Lesson Topic: Lyddie Chapter 14
Teaching Date: 5/10 Monday 10:15--11
Planning Date: 3/23/10
Big Ideas: Industry affects some people in a very real and personal way.
Inquiry Questions: How does the factory life affect Lyddie mentally?
In what ways has Lyddie's hopes changed during her time working for the factory?

Knowledge Outcomes: Students will know what happens in the story:
  • Amelia is going to leave because she's tired of the factory life
  • Lyddie is considered Marsden's best worker, and is given a new Irish girl to (begrudgingly) train
  • Luke Stevens visits, with Ezekiel's loan repayment and bad/good news
  • Lyddie writes to her mother to see if she can now pay off the debt, and puts $1 in
  • She is later shocked that once she handed over all of her money to a stranger, and now can hardly give a dollar to her own mother

Skill Outcomes: Students will be able to transfer their social studies learning to the novel's description of immigrant populations in Lowell.
Students will know how to track character development (how Lyddie has changed over time)

Evidence of Understanding: Students will answer one RRJ question, due Tuesday.
Rubric: Standard RRJ rubric
Sequence of the lesson
Transition: Students are coming from: Lashon
Hook: "What are some of the examples you came up with for others showing kindness to Lyddie?"
"What are some examples of Lyddie's attitude towards others?"
Take two responses for each question. Do you think she will want to help Brigid?

Activities: Students will read from the chapter. Each reader will sit in front of the class, and read, pausing for discussion questions. (I will direct the discussion if students aren't generating thoughtful questions and comments.)
Chapter 14
  • What does Lyddie think about having to show the ropes to the new girl? How does she go about this?
  • Why do you think Lyddie has such a hard time sending her mother money? Do you think she feels bad about giving so little? How might this gesture show how Lyddie has changed in her journey, and what her priorities are?

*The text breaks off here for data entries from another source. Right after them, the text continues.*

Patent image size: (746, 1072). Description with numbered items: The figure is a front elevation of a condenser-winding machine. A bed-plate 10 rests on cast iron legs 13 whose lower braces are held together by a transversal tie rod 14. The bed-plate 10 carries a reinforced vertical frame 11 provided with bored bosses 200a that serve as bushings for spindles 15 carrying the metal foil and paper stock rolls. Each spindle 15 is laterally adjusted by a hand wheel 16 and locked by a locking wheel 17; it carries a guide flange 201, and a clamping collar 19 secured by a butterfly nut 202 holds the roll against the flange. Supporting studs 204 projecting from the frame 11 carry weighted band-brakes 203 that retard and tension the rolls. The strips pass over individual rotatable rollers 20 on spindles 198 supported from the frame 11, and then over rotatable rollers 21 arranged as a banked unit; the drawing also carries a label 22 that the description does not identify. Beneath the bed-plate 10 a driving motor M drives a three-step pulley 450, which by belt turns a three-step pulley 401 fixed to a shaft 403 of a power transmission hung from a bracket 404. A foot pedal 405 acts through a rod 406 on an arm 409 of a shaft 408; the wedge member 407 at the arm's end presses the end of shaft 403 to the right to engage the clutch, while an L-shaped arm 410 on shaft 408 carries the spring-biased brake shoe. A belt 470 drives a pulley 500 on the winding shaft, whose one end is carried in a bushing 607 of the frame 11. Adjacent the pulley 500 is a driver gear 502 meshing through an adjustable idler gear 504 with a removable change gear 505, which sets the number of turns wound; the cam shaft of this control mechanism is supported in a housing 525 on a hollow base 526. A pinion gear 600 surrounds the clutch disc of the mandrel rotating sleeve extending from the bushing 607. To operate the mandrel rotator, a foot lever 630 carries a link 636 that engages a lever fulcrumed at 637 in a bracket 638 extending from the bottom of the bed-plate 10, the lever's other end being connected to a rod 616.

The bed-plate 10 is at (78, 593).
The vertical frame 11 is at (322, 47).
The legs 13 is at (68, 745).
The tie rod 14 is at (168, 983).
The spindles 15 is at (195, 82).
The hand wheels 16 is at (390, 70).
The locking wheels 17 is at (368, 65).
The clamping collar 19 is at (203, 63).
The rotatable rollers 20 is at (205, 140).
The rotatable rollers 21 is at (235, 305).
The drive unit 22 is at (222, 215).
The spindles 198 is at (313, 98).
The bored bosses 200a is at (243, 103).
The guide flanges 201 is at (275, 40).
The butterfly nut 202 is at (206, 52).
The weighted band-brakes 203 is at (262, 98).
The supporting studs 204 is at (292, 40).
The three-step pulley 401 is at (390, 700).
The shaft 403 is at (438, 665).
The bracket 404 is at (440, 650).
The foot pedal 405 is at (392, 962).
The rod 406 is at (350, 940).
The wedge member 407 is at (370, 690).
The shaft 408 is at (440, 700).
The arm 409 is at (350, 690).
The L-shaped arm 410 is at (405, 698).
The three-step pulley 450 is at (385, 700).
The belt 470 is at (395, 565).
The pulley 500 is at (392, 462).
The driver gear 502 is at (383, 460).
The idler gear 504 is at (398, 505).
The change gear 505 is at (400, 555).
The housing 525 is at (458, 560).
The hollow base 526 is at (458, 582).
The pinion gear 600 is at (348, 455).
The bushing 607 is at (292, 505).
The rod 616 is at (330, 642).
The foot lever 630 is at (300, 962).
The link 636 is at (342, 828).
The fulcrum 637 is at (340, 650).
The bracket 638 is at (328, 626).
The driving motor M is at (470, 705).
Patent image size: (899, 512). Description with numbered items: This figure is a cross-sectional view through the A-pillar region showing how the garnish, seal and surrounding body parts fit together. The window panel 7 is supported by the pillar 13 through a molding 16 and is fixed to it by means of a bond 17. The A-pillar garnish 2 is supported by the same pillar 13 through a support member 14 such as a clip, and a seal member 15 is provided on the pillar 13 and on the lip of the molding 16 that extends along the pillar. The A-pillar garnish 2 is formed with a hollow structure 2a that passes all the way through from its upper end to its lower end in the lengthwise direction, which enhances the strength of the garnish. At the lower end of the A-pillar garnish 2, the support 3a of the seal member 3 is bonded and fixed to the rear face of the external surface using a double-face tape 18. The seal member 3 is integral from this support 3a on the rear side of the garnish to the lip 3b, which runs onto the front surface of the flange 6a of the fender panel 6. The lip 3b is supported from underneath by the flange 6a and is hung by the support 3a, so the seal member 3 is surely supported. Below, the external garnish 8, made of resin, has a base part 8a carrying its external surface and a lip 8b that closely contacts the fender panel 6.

What are her priorities? Why is she so thrilled about getting the money?
RRJ question: The economic pinch at the mills is well underway when Lyddie arrives, but changes begin in earnest after her first summer. list some of the signs of the corporations’ push for lower costs and greater profits. (due Tues.)

Sponge Activity: Students can start their RRJ work.
Wrap-Up: One person can view something as bad and unwanted, whereas another person can view it as good and necessary. Lyddie is looking out for herself, or is she selfish?"Looking out for oneself. Only looking out for oneself."